Quel sera l’impact de la compétition sur l’économie du pays ? Beaucoup s’attendent à des retombées assez faibles. D’après une enquête de la Fédération de l’hôtellerie-restauration, à peine 16 % des propriétaires de bars et restaurants tablent sur un effet positif sur leur activité. Dans les villes hôtes, les attentes sont plus fortes, avec un taux de 40 %. Pour les économistes, des consommateurs profiteront sans doute de l’Euro pour s’acheter un nouveau téléviseur, s’inviter les uns chez les autres ou boire quelques bières. Mais ils compenseront en économisant ailleurs. Il y a aussi des phénomènes d’éviction. Lorsque des supporters débarquent en ville, d’autres clients ne viennent pas parce que les prix augmentent. Après avoir analysé la Coupe du monde 2006, « nous n’avons trouvé aucun effet significatif » sur l’hôtellerie, la restauration ou le secteur de l’alimentation et des boissons, déclare Klaus Wohlrabe, de l’Institut Ifo. Organisé à un moment où la première économie européenne reprend timidement des couleurs, après avoir encaissé les chocs des pénuries post-Covid-19 et des coûts élevés d’énergie, l’événement de quatre semaines ne permettra donc pas de miracles, affirme l’Ifo. « Les effets de ce type de grands événements sont plutôt faibles, exception faite du tourisme », selon Timo Wollmershäuser. Un peu plus de 600.000 touristes étrangers et 1,5 million de nuitées supplémentaires sont attendus pendant le tournoi, en se basant sur l’expérience de la Coupe du monde 2006. De quoi rapporter un milliard d’euros de recettes supplémentaires au pays, soit « environ 0,1 % de performance économique en plus au deuxième trimestre de l’année », avance l’institut. Ce n’est tout de même pas négligeable alors que l’Allemagne devrait voir son PIB progresser de seulement 0,3% sur l’année, selon la dernière prévision du gouvernement, après un recul de 0,3% en 2023.
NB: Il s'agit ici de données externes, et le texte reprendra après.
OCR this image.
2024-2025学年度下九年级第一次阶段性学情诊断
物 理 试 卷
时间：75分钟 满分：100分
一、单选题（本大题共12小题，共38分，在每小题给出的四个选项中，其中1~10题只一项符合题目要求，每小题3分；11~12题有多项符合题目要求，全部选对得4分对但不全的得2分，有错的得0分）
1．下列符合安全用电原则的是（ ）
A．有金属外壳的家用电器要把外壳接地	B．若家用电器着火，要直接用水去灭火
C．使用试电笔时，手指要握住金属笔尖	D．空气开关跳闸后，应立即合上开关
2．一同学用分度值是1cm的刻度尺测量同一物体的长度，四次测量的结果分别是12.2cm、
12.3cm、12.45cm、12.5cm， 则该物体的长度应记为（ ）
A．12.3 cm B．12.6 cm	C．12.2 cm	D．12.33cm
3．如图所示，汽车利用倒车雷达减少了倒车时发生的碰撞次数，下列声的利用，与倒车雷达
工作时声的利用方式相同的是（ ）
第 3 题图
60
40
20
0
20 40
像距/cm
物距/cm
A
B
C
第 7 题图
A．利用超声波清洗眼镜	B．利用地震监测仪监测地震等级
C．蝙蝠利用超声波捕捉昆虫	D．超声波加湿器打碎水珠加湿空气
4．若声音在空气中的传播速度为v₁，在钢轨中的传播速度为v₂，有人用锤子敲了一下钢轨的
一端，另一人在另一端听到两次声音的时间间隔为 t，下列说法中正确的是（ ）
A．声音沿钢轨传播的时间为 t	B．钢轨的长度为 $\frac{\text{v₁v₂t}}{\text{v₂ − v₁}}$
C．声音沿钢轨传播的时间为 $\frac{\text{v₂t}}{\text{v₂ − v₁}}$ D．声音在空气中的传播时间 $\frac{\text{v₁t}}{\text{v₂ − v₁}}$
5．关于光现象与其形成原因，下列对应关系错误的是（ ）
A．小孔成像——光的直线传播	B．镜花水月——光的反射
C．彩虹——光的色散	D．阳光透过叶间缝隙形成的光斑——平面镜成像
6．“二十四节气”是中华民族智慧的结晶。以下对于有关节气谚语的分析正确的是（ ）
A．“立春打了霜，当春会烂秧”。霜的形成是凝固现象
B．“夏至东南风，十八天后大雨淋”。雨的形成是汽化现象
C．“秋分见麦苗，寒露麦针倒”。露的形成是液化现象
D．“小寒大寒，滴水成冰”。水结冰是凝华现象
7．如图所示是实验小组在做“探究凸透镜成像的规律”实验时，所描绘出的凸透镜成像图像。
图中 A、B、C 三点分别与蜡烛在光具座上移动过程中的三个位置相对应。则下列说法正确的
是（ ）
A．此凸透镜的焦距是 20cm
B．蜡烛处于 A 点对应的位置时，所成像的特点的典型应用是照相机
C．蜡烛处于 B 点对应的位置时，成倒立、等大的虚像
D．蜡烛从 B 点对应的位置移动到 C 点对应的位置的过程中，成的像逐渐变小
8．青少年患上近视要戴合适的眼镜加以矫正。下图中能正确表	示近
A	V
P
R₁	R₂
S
L’impact sera négligeable car les Allemands vont certes davantage dépenser dans l’hôtellerie, la restauration et le commerce de détail alimentaire lors des matchs, mais ils réduiront d’autres postes. « Au final, la consommation privée globale ne progressera pratiquement pas », avance l’Ifo. A défaut d’impacter positivement sur l’activité, l’Euro pourrait reproduire l’effet du Mondial 2006 qui avait changé l’image de l’Allemagne dans le monde.
D’un point de vue de la diffusion, l’UEFA rappelle que l’Euro 2020 avait attiré en cumulé et en direct 5,2 milliards de téléspectateurs, tandis que la victoire de l’Italie contre l’Angleterre en finale a été regardée par 328 millions de téléspectateurs, au même niveau que le record établi en 2016 (France-Portugal). En moyenne, chaque match en direct a été regardé par plus de 100 millions de téléspectateurs. Une façon pour l’UEFA de rappeler que chacune des 51 rencontres réalise une audience supérieure à un Super Bowl. « Le Super Bowl a cette image d’attirer un public énorme, et c’est vrai aux États-Unis, mais nous sommes mondiaux et donc nous pouvons atteindre les gens partout », appuie Epstein.